30 September 2010

135

Jordan, you are not an asshat. My husband is an asshat.

Last night I took part in the most ridiculous conversation of my life (to date, because I can only imagine what 'fun' the future holds for me).

We were discussing my moving out and he basically concluded that I absolutely must return to counseling with him and then he will decide if our marriage is indeed over (or not). I'm not 'allowed' to move out because it would only show I am not in the proper mindset to raise a child and how dare I burden him the mortgage payment. Not to mention, even if he does decide he hates me, we would still have to find a way to continue living together to raise our son.

Seriously. Being raised by parents who hate each other? Yeah, that sounds like the ideal situation for a kid.

For fuck's sake - Why did it take me so long to realize what a douchebag this guy is? but don't worry, his rant hasn't changed any of my plans.

The 'escape route' is there and with a secret tattoo on my side for added confidence - I'm all set.

I'm still dropping off my paperwork and deposit at the apartment tonight. It's a cute little 1 bedroom w/ a den (I'll take the den, kid gets the room), a fireplace (yay!!, what? I like fire), and it's on the third floor with a huge balcony looking out into a wooded lot. Benefits include the cost is on the lower end of my budget, I have friends living in the same complex, 2 more friends about 5 miles away and a family friend, who is like a grandmother to my son, is only 10minutes away. Also found an affordable preschool right near my work with an opening coming up at the end of October. It's all pretty much falling into place.

Thank you all for your support, I wish I felt more amazing or worthy of admiration, but I am getting there.

& in my first ED related news in a while, I'm going to do a juice fast for October. I like to think I'm going to spend the month clearing out all toxins in my life - excess junk, terrible husband, bad food, & of course a little fat so that I can start November and my 27th year of life off right.

14 comments:

Anonymous said...

I'm so happy for you! You did not let him draw you back into that same old circle. Sounds like you will have a great support system around you. This is a fresh start for you! I didn't have a kid but I know how hard it is to sorta start over. It will be good. You now know exactly what kind of person you can't be with and when you settle down again you will be smart about it and not settle. Live and learn!

Madita said...

I wish you all the best!

Madita, Germany.

Emry said...

Glad you are doing what you feel you need to do & that things seem to be coming together so nicely! I hope your move goes smoothly! I'm sure it's going to be really nice being out of house (away from him) & being near people you know.

Miss Unrau said...

Ack, what a dink. You should get a lawyer . . . before he does. And explain your situation, and his "asshat-ness" (I'm adopting that word) so that when you have a custody battle, he won't be able (or less so) to make you look like a craaaaaaaaaaaazy bi-yatch. (which you're clearly not)

But I'm glad you're getting a nice clean slate. :)

Savory Sweet said...

I don't know why, but I always get really excited about moving into new places.

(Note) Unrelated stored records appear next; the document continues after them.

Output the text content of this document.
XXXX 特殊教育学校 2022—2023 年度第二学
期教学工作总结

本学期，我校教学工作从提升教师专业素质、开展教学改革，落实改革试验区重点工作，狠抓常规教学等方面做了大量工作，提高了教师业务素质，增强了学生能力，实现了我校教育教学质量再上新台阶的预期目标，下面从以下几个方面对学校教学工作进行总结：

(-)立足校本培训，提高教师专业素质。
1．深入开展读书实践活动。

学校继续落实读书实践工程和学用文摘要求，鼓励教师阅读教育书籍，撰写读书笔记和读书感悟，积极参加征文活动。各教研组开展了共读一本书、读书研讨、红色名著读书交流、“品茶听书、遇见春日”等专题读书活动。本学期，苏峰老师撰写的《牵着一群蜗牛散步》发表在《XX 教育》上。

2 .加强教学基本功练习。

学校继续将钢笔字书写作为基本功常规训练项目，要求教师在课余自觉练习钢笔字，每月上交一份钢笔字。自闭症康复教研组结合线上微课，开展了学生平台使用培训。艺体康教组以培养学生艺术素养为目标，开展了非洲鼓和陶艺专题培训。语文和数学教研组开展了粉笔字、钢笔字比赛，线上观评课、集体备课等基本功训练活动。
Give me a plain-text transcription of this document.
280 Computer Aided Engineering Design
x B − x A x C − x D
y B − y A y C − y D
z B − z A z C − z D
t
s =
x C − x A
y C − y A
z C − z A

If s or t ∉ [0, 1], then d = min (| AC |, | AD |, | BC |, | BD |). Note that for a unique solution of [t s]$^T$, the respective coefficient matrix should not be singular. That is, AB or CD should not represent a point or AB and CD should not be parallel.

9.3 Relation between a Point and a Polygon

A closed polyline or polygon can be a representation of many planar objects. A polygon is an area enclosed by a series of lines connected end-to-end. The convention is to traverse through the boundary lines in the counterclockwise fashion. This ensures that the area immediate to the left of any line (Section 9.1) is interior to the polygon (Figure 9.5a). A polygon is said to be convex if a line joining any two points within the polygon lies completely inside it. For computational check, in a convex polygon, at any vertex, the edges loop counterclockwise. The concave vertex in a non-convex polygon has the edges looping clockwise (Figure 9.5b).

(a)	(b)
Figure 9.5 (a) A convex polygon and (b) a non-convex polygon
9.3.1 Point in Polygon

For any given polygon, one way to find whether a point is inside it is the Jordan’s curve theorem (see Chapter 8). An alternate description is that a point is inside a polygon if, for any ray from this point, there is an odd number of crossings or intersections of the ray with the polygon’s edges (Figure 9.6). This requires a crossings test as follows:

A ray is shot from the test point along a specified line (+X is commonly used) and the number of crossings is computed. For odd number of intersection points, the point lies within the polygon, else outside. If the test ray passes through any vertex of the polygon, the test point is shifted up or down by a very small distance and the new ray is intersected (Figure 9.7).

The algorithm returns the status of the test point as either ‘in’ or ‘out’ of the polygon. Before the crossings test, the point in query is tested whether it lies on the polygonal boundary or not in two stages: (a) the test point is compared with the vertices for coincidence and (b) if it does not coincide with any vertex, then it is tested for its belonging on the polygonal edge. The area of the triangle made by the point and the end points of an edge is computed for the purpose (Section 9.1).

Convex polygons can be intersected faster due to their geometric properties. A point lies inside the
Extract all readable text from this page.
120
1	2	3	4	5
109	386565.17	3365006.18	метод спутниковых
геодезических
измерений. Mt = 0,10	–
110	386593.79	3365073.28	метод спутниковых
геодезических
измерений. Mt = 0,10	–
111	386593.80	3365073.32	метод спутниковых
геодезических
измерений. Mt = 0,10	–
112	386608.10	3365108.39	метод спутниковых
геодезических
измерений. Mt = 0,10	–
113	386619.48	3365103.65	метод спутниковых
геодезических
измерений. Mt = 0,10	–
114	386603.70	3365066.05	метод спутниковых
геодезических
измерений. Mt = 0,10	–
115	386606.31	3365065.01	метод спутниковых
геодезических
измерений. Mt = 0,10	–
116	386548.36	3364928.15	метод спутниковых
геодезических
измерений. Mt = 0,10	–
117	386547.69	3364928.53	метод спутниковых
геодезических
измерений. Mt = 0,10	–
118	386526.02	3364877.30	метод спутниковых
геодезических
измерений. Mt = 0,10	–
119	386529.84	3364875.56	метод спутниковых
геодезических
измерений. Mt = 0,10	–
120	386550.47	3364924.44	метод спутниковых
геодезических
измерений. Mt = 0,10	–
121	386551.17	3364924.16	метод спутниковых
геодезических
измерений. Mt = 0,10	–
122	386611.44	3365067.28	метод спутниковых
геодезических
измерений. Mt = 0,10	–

So I'm living vicariously through you and your new apartment and already thinking about where everything will go and how the spaces will get used :)

But really, you are blazing a new trail and we all admire you for it. <3

K said...

i got a divorce and i made it out alive... and you can too. don't listen to him.... listen to yourself

Claire said...

He's a controlling idiot. I'm very glad you see how silly that conversation was, sounds like him freaking out that he's lost control over you.
Your plan sounds wonderful, I'm so glad everything is falling into place, the apartment sounds perfect! :)
Stay strong with your juice fast! xxx

v. said...

I'm glad to hear that you're getting things together. This is all in the past, and it's time to move on and shine (:
Love,
xx v

Mia Hollow said...

u go girl
and i agree that parents who dont like each other shouldnt live together to raise a child..

Mich said...

Good luck with the new place!! It sounds awesome, and great to have so many good people nearby. I don't know how you kept your cool when he said you weren't "allowed" to move out. I would have clocked him one right in the jaw.
...This is why I choose to remain single. ;)
Good luck with everything, and have an awesome weekend!! xXx

Anonymous said...

dump the douchebag with a secret mouse infestation too. accidental of course. xx

(well done you though)

Claire said...

YOU ARE AMAZING and I am so proud of you. SO PROUD. Your son has a wonderful and wise mother.

zette said...

it's only been a few days but i miss you....i suppose you're busy&i'm being entirely selfish. whatever. &hey it's good to know you're taking control. good on you for getting out. you deserve so much better.
xoxo
zette

Harlow B said...

I'm behind and reading your posts backwards, but it sounds like you are a lot happier in the new posts, and you made the right decision.